How to SourceExtract the entire html code?


#1

I want to capture the whole html code of a page and put it in a csv file. I didn’t find a command like CaptureEntireHTMLpage

It sounds simple, just use SourceExtract with a regex like .* but it doesnt work on special caracters and linefeeds.

I managed a this regex : [<>=-_.:;"’/û,€éèêçàïëü&|()%!+*’\’?$\w\s]*
but it doesn’t work for all web pages

So is it possible to have a regex which select all kind of characters or to have all the html code extracted and saved in a csv file or directly on the hard drive like the LocalStorageExport command?


Saving source with chrome extension
#2

Thanks for the good problem description. As you said, doing this reliable for all kind of websites via sourceExtract can be tricky. => It sounds like what you need is a function “Save Page As” (HTML only), like Chrome and Firefox offer it.

This is not yet available, but is on our todo list for the July upgrade. And once we have it, LocalStorageExport will allow you to export it to a local file.

If you want, you can stay informed about a9t9 software updates with
our free a9t9 newsletter.


#3

Hi, has this been added? I have the same question, but can’t find any option to achieve this. Thanks.


#4

The feature “sourceExtract for the complete HTML page” has not been added yet.

But if your main goal is to save the website HTML, you can do this meanwhile by simulating “Ctrl+S, Enter” with XType.
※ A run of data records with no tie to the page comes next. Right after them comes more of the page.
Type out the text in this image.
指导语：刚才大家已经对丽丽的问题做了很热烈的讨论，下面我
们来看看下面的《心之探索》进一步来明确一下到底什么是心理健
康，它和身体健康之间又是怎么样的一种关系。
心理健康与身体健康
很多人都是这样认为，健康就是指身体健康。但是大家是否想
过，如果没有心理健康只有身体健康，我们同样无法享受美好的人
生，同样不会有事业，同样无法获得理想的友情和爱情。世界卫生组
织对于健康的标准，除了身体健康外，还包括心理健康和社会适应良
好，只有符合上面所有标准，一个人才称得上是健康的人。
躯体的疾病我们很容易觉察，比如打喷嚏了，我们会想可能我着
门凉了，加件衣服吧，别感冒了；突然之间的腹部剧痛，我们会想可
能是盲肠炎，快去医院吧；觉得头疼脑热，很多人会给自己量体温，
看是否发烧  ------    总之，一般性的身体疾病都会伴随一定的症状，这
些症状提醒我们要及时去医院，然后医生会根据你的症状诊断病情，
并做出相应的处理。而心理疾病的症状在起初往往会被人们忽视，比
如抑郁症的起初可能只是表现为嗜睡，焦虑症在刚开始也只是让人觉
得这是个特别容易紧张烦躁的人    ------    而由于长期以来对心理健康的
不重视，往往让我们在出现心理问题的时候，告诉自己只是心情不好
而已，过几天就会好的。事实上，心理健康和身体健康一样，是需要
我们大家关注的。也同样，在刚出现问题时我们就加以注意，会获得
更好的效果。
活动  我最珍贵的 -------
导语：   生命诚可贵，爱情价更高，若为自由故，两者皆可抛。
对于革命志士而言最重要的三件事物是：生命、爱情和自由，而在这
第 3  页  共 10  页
The “DemoXType” macro that ships with Kantu shows this feature. With a few more keystrokes you can also select the “Webpage, Complete” option. Then you save all images, too.

w1


#5

Thanks, I made that work, though it was difficult to determine where the file would get saved, so I had to go hunting for it, and when I found it, it wasn’t really in a place where I would expect it. If there are any hints about how to determine/control where it goes, others may appreciate it. Thanks.


#6

The rule is: Everything is saved to the download folder :slight_smile:

For more details see: Where does Kantu save files?